Judge Balley Aldrich '28 tentatively admitteed into evidence yesterday a tape recording of the Jan. 1954 hearing at which Leon J. Kamin '48 refused to discuss former Communist associates. His decision followed a day-long battle by the defense.
The portion of the tape played to Judge Aldrich yesterday seemed directly to contradict Senator Joseph R. McCarthy's testimony that Kamin was present in the hearing room when he discussed the purposes for which Kamin had been called. The tape included a phrase not recorded in the transcript: After McCarthy had explained the hearing's purpose and said Kamin would be the first witness, a voice said, "I believe Mr. Kamin is in the side room."
Aldrich accepted the recordings after defense counsel Calvin P. Bartlett asserted that the tapes would show differences from the printed transcript. But he has not finally ruled out government objections. He added, after defense and government lawyers agreed, that he would listen to them in private to save time.
Kamin May Testify
The trial resumes at 10 a.m. today, and the defense will proceed with the presenting of witnesses. Kamin has not yet testified but may be called to the stand today.
In another development, S. S. Stevens, Director of the University Psychology Laboratories, testified that Kamin's summer work on a radar project in 1945 involved no contact with classified government information.
Stevens, former co-director of the project, said Kamin was one of a group of "guinea pigs" in an experiment on how efficiently a group could operate a radar information room aboard Navy vessels. He said they were "in no sense research, scientists" and had no contact, to his knowledge, with the "classified aspects of radar."

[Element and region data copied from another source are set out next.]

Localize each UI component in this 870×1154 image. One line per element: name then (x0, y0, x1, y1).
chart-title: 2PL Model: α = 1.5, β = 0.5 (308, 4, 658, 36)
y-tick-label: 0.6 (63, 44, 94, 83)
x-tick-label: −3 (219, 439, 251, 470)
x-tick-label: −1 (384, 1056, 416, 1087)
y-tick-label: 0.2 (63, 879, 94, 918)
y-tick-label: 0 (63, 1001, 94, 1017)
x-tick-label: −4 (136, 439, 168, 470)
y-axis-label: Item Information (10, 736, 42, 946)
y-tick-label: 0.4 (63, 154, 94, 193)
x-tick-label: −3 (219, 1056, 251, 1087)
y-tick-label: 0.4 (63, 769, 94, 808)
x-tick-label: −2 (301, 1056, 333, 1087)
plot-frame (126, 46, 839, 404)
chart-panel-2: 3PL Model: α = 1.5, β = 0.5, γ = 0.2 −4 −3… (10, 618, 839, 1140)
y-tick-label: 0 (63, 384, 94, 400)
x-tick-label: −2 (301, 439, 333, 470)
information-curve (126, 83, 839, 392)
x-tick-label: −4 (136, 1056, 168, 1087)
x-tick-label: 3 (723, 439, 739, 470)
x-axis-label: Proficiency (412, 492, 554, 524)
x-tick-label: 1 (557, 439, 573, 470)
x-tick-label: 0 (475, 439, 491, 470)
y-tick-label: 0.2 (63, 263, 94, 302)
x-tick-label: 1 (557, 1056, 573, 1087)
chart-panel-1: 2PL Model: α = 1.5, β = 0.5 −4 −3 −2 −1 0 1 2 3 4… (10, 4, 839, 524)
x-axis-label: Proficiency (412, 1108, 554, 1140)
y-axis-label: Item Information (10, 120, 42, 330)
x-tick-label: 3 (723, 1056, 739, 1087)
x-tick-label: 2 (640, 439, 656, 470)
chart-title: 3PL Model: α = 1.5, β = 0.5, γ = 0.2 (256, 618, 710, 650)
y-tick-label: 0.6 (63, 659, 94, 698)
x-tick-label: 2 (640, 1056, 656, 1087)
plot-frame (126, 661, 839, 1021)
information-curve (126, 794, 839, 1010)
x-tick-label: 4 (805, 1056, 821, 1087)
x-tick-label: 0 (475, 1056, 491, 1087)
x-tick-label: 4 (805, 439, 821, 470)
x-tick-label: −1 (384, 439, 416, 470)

Government attorney John M. Harrington, Jr. '43, objected strongly to the admission of the tape recordings after the testimony of John Molloy, program director of Station WNAC, which made the tapes, and Norman F. Ramsey, Jr., professor of Physics, who paid for them. Aldrich said he agreed partially with the objections.
Harrington declared the recordings were made by a person whose identity could not be determined.